Si besoin était encore, cette coupe d'Afrique des nations de football 2021 aura révélé aux Africains, ce que la France pense d'eux.
Il faut le dire clairement, les pays européens après les pauses forcées de leurs compétitions sportives, notamment les championnats locaux de football, pause due au covid, veulent à tout prix rattraper les pertes financières occasionnées par cette pandémie. Alors, ces pays européens n'ont pas voulu d'une CAN en ce début d'année 2022 parce que le spectacle chez eux se trouverait affaibli du fait de la vacance des footballeurs africains qui y font l'essentiel du travail.
l'Angleterre s'est exprimée de manière claire et précise contre cette compétition, la France par contre, comme à son habitude est passée par les basses manoeuvres. Après de nombreuses tractations, devant la détermination de Samuel Eto'o, nouvellement porté à la tête de la Fédération Camerounaise de Football, à voir cette compétition se joué à la date prévue dans son pays, en fin d'année 2020, les journaux français se sont comme par enchantement rappelés que Samuel Eto'o devait au fisc espagnol une grosse somme d'argent, d'autres ont même évoqué l'hypothèse d'une peine de prison à son endroit. Ce n'était que le début de ce qui sera appelé tout au long de cette compétition, le "Cameroun bashing". La moindre information scabreuse, vérifiée ou pas, fondée ou pas était tout de suite relayée par la presse française.
Entre les pelouses défectueuses, les tests de covid douteux, les conférences de presse sans micros, le climat et ces pauvres comoriens victimes selon la presse française d'une collusion entre le Cameroun et la caf, l'on a eu droit à tout de la part de la presse française pour démontrer aux yeux du monde que l'organisation de cette CAN était un fiasco, donc une erreur. Mais quand on parle des yeux du monde, de quel monde s'agit-il au juste? A peine celui du nombril de la France, car seuls les français croient encore que leur pays est une grande nation écoutée par tous.
C'est justement ce que la France doit à l'Afrique. Pas d'avoir libéré Paris des Nazis, pas de lui fournir l'uranium gratuitement pour s'éclairer, pas de lui fournir le pétrole gratuitement, pas d'être une terre bénie pour ses entreprises, pas de lui laisser l'opportunité de contrôler sa monnaie, donc son économie, pas de lui laisser dicter sa loi à ses présidents, non.

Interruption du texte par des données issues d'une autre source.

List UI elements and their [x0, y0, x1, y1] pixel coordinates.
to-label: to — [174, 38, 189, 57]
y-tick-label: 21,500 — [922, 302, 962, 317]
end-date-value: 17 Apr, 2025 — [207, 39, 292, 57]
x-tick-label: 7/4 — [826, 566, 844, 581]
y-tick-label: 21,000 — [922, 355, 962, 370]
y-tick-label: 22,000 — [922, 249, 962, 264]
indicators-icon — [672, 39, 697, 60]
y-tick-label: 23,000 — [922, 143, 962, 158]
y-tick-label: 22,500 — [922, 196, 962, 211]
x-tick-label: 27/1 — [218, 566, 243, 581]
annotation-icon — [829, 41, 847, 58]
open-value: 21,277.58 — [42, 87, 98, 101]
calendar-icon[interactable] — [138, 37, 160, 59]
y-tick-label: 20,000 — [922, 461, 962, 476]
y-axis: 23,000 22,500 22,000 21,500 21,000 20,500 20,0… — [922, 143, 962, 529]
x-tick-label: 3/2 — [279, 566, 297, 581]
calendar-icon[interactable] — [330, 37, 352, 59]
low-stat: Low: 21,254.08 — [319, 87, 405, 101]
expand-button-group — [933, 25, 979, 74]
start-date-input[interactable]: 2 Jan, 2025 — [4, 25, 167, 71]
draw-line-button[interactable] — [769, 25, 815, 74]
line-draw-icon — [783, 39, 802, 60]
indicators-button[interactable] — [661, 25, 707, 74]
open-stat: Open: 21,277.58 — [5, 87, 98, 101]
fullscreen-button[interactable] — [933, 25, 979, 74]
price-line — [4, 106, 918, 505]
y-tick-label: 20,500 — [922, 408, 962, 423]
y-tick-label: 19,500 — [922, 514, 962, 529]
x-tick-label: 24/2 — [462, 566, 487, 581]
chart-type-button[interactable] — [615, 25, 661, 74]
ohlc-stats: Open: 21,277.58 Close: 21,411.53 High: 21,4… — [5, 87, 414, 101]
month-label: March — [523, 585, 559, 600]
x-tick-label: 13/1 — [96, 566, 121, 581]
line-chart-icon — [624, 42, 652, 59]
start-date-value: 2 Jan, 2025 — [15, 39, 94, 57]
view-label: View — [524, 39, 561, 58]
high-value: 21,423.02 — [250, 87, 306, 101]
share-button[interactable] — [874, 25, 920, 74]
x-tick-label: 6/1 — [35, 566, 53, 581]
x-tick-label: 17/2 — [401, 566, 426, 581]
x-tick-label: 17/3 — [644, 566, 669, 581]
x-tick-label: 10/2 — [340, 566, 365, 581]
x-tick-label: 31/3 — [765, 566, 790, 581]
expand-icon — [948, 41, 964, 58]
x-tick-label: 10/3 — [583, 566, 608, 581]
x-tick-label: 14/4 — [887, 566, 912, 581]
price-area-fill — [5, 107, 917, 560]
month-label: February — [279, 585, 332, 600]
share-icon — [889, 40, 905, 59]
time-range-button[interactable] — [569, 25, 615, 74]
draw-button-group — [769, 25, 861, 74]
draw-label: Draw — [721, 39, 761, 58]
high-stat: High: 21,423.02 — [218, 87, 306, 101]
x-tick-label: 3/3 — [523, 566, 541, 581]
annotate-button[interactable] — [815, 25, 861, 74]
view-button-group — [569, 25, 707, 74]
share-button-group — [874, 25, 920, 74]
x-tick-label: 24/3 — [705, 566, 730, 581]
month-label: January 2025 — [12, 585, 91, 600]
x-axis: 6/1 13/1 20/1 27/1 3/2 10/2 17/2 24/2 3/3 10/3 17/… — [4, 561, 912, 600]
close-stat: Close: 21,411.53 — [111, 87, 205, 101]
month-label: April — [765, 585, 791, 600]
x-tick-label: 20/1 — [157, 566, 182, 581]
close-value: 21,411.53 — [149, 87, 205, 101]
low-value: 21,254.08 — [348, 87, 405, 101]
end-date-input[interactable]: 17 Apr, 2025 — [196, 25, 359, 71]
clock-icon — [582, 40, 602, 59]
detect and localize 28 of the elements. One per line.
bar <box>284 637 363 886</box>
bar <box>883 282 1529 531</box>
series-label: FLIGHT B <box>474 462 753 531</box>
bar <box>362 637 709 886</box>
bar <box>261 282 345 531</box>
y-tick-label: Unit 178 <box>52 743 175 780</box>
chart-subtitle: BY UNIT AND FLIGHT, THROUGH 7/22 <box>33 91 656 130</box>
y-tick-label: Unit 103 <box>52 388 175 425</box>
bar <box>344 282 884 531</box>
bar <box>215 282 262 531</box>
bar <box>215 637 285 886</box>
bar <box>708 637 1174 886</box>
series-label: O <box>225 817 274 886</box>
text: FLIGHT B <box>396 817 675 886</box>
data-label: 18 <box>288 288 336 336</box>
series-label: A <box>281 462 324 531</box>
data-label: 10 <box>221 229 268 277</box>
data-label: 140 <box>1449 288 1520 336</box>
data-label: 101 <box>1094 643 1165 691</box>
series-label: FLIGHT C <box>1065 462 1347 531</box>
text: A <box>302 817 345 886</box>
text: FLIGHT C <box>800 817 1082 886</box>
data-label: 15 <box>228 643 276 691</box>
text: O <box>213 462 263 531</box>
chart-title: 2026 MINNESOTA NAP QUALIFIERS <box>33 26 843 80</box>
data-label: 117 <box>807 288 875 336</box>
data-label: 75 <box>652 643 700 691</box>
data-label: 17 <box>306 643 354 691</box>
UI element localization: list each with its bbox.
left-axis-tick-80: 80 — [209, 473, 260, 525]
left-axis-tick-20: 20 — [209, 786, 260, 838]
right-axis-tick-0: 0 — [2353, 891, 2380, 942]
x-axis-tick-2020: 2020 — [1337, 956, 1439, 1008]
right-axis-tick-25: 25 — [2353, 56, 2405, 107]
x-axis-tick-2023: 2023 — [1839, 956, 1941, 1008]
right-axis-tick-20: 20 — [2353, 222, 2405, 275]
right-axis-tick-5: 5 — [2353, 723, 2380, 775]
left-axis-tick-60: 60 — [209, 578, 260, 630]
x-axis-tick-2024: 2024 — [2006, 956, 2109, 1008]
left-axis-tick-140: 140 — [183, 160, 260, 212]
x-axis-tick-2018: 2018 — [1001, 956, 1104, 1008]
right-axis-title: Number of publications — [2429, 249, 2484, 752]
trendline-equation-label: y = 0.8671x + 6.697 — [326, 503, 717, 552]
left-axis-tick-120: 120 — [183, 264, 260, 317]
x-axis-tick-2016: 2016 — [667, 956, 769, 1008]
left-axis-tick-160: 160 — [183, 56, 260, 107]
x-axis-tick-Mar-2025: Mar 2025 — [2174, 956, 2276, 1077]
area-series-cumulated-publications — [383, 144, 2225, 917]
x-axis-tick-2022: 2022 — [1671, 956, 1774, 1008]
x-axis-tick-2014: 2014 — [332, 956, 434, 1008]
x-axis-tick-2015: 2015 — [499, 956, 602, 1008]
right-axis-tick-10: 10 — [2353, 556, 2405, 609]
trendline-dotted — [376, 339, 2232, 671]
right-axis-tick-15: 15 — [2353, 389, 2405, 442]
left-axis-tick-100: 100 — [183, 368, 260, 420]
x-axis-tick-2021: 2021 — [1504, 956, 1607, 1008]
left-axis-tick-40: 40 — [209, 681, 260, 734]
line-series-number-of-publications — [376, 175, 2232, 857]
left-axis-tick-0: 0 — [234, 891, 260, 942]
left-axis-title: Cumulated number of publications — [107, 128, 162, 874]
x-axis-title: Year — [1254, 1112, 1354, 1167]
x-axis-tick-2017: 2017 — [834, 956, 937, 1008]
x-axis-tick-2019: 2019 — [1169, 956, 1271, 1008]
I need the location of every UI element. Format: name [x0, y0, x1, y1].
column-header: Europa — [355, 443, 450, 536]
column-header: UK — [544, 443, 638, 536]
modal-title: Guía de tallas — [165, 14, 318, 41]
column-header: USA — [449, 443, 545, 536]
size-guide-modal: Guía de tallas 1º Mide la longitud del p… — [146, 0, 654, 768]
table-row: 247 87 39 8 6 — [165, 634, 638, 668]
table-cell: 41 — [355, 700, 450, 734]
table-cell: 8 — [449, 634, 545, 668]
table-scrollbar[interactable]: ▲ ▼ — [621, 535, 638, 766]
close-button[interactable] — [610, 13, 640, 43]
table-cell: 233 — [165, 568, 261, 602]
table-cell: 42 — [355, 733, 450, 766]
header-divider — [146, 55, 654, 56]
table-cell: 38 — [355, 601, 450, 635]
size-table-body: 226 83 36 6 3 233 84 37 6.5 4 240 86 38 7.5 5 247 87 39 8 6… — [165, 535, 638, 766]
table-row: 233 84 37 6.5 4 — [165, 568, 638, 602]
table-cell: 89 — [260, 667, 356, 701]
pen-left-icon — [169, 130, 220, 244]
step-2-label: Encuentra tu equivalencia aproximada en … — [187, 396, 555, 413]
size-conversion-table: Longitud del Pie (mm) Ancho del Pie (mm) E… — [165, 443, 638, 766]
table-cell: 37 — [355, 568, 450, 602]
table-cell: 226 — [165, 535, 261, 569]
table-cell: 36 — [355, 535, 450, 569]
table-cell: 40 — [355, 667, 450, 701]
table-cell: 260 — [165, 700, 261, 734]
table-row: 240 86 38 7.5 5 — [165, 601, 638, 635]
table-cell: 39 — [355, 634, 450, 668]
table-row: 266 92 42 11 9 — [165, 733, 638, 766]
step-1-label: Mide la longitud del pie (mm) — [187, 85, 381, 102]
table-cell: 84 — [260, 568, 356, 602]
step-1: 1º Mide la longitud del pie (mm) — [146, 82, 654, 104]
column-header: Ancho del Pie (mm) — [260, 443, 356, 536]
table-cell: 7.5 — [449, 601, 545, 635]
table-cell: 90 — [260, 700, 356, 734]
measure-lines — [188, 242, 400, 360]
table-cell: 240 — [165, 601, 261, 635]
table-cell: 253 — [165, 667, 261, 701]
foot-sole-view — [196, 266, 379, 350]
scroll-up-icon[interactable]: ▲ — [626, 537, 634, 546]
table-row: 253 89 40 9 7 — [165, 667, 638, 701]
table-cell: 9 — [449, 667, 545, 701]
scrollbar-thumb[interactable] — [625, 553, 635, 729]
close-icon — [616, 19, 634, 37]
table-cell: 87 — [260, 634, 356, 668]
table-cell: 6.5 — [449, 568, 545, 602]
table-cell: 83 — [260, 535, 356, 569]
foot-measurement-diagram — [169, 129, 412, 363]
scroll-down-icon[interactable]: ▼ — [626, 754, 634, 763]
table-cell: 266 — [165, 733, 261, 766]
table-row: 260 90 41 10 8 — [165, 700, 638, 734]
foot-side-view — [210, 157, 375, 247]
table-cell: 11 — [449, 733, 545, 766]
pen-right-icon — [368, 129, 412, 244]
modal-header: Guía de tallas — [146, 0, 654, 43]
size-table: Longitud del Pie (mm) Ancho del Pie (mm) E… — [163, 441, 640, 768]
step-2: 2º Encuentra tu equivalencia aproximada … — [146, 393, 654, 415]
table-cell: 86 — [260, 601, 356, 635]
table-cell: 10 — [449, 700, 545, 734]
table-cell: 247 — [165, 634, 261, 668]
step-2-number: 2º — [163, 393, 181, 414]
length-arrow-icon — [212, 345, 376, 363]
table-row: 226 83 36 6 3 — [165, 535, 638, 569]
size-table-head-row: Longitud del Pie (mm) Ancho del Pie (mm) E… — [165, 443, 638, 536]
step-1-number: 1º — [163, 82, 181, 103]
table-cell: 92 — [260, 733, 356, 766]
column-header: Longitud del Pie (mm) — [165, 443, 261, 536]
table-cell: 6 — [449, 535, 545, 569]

Ce que la France doit à l'Afrique, c'est sa crédibilité. Il n'y a qu'en Afrique que l'on peut juger crédibles les menaces de la France contre la Russie, il n'y a qu'en Afrique que l'on peut juger crédibles les sanctions de la France contre Barshar Al-Assad ou Kim Jong Un ou encore Recep Tayyip Erdogan, il n'y a qu'en Afrique que l'on peut juger crédibles les récriminations de la France devant l'Australie quand les États-Unis lui soufflent un marché, il n'y a qu'en Afrique que l'on peut juger crédible la position de la France dans le conflit israélo-palestinien, il n'y a qu'en Afrique que l'on peut juger crédible que RT soit plus contrôlé par la Russie que RFI ou TV5 par la France, il n'y a qu'en Afrique que l'on peut juger crédible la force militaire française, il n'y a qu'en Afrique que l'on peut juger crédible la lutte de la France contre le terrorisme, il n'y a qu'en Afrique que la Francophonie est crédible comme organisation, il n'y a qu'en Afrique que le français est crédible comme langue internationale, il n'y a qu'en Afrique que l'idée de la France grande nation est encore crédible.
Mais à force de trop tirer sur une corde elle finit par rompre. Si besoin était encore, maliens, burkinabè, nigériens, sénégalais, ivoiriens, gabonais, tchadiens, congolais, camerounais, savent désormais dans l'ordre des priorités, quelle est la place de leur épanouissement aux yeux de la France.
Comme le Cameroun aujourd'hui, ces pays ont fait l'amère expérience du "bashing" à la française. Un traitement que ce pays réserve à ceux qui lui font vraiment peur et qui n'ont pas d'intérêts communs avec elle, la Russie, la Turquie, la Chine, l'Afghanistan, la Syrie, la Corée du Nord... Seuls les pays africains ignoraient que la France avait autant peur d'eux que les autres pays sus-cités et qu'elle n'a jamais eu d'intérêts communs avec eux.